You can schedule tasks to run calculations like this while including some extra buffer time to allow all data to arrive in the database first. This is important to preserve the full context of when each point was collected. Telegraf, InfluxData’s open source data-collection agent, also allows for offsets.

There are many reasons to downsample data. Sometimes you don’t have enough storage space for the full raw data set. Sometimes an averaged signal cuts through the noise and gives you more valuable information. When you take an average, some information is lost and some new information is added. Averages aren’t the only way of downsampling either. Sometimes instead of maintaining the shape of the data, it might make more sense to count the number of times a metric goes above a set threshold.

Whatever downsampling method you use, everything you do should be intentional so you don’t lose data you realize later is important.

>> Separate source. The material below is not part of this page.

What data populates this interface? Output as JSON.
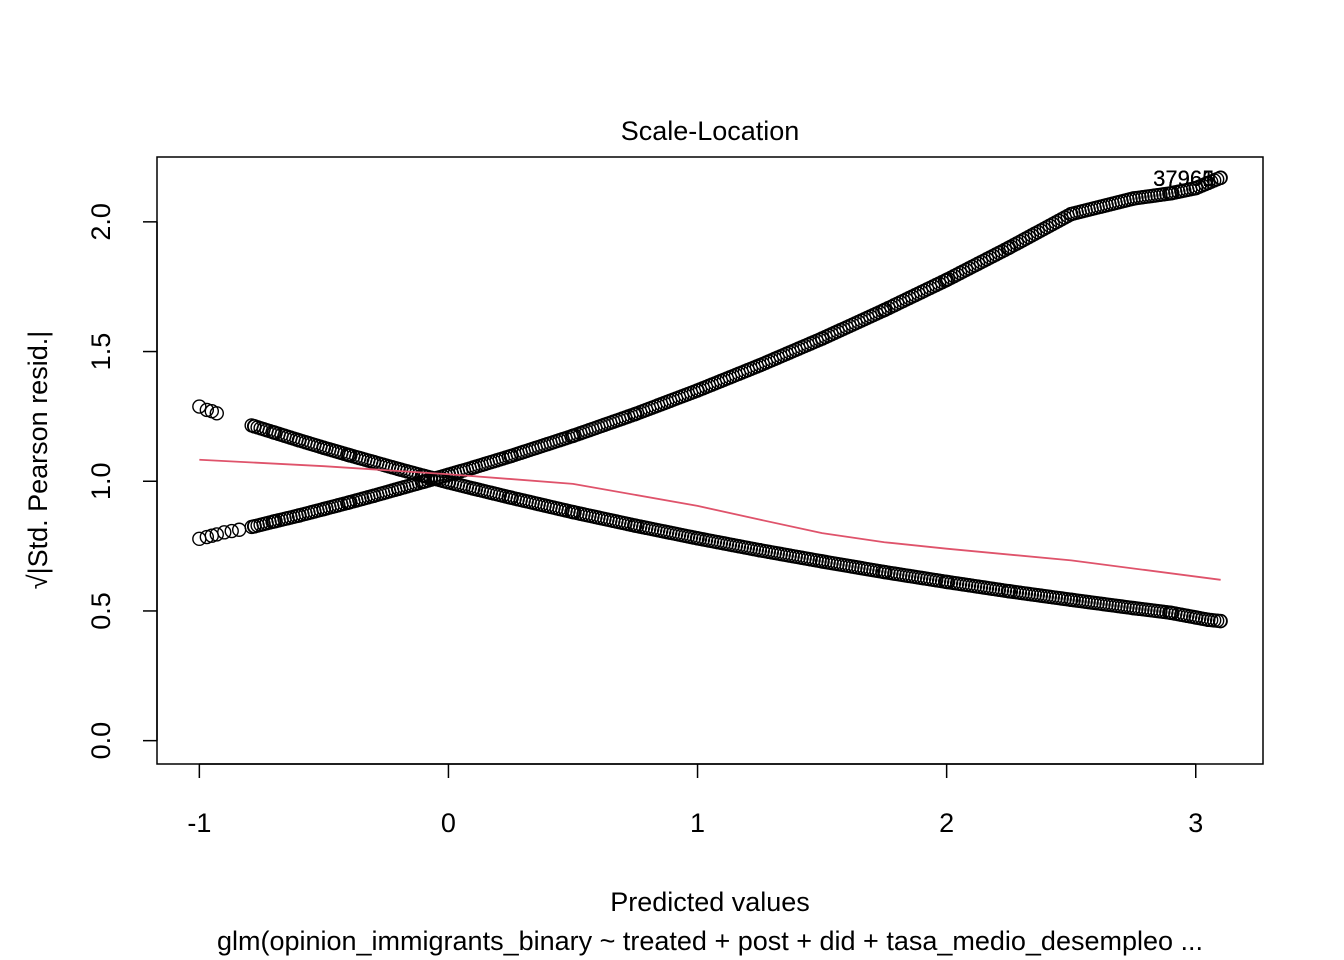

If you aren’t careful while downsampling and aren’t handling all your timestamps properly, downsampling can skew your time series. InfluxDB is built to handle downsampling using a variety of tools and processes, and it creates multiple backup copies of your data in InfluxDB Cloud, so you don’t accidently delete a point you need. In order to keep as much context as possible InfluxDB also supports nanosecond precision. Here’s some example code for downsampling in Flux:

from(bucket: "sample")
    |> range(start: 2022-01-01, stop: 2022-01-31)
    |> filter(fn: (r) => r["_measurement"] == "foot_traffic")
    |> aggregateWindow(column: "number_of_people",every: 1h, fn: mean, createEmpty: false)
    |> to(bucket: "sample-downsampled")

Of course, time isn’t the only important context to consider, and time series data isn’t the only important kind of data. Information like customer details, location or the version of a machine being used aren’t time series data, but they are important to record. Fortunately, InfluxDB allows you to join these other types of data with time series data to produce deeper insights into your systems and processes.

Time is one of the fundamental building blocks of our reality, and understanding its nature helps you better understand the world and get more useful information out of your data.